By surveying the entire corridor, the company hopes to learn about possible conflicts — a center-pivot irrigation system, for instance — that can be avoided when the final 250-foot easement is plotted, Georgeson said.
He emphasized that landowners who allow Idaho Power workers to enter their property are not as a result committed to selling the company a permanent easement for the transmission line.
The easement process is separate.
Also, the line, if built, will not cross every parcel for which the company mailed a letter, Georgeson said.
Some landowners who receive a letter don’t own property within the proposed corridor; rather, Idaho Power would need an easement across their property to access the corridor for construction and maintenance, he said.
Georgeson said Idaho Power officials understand that not every landowner who receives a letter will sign the consent form.
The company needs a sufficiently large sample size, though, to satisfy the requirements of the BLM, Forest Service and Oregon Energy Facility Siting Council.
Georgeson said one landowner who received a letter replied, in essence, that he wouldn’t sign the consent form because he didn’t intend to negotiate with the company for a permanent easement.
Nonetheless, Ybarguen contends that cooperation between landowners and the company benefits both parties.
He said Idaho Power officials want to know early in the process what sorts of obstacles it faces.

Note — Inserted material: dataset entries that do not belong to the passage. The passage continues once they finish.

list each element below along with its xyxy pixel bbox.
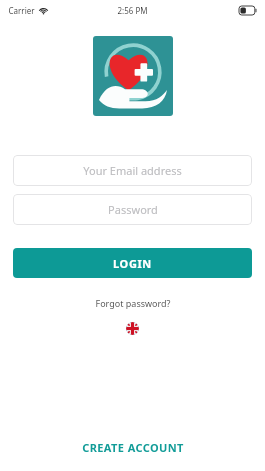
- button[interactable]: Your Email address: [13, 155, 252, 186]
- button[interactable]: Forgot password?: [89, 295, 177, 311]
- staticText: LOGIN: [113, 256, 152, 271]
- staticText: Carrier: [8, 5, 35, 16]
- button[interactable]: LOGIN: [13, 248, 252, 278]
- staticText: 2:56 PM: [117, 5, 148, 16]
- staticText: CREATE ACCOUNT: [82, 440, 184, 455]
- staticText: Your Email address: [83, 163, 182, 178]
- button[interactable]: Select language: English: [126, 322, 139, 335]
- button[interactable]: Password: [13, 194, 252, 225]
- staticText: Forgot password?: [95, 297, 171, 309]
- button[interactable]: CREATE ACCOUNT: [72, 436, 194, 459]
- staticText: Password: [108, 202, 158, 217]
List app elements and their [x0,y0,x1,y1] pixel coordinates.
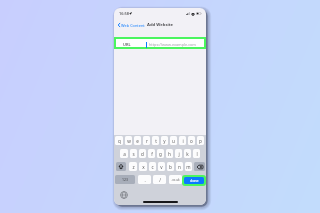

And because the company actually needs just 250 feet of the 4,000-foot study corridor, it has considerable flexibility in deciding where the towers (which would range in height from 110 feet to 190 feet) and the lines are built, he said.
“We would much rather work with people now than have a fight later,” Ybarguen said.
Idaho Power does have the legal authority to use eminent domain, also known as condemnation, to force landowners to sell easements to the company.
However, Ybarguen said Idaho Power hasn’t exercised its eminent domain authority for at least 20 years.
That is an “option of last resort,” said Lynette Berriochoa, an information specialist for the Boardman-to-Hemingway project.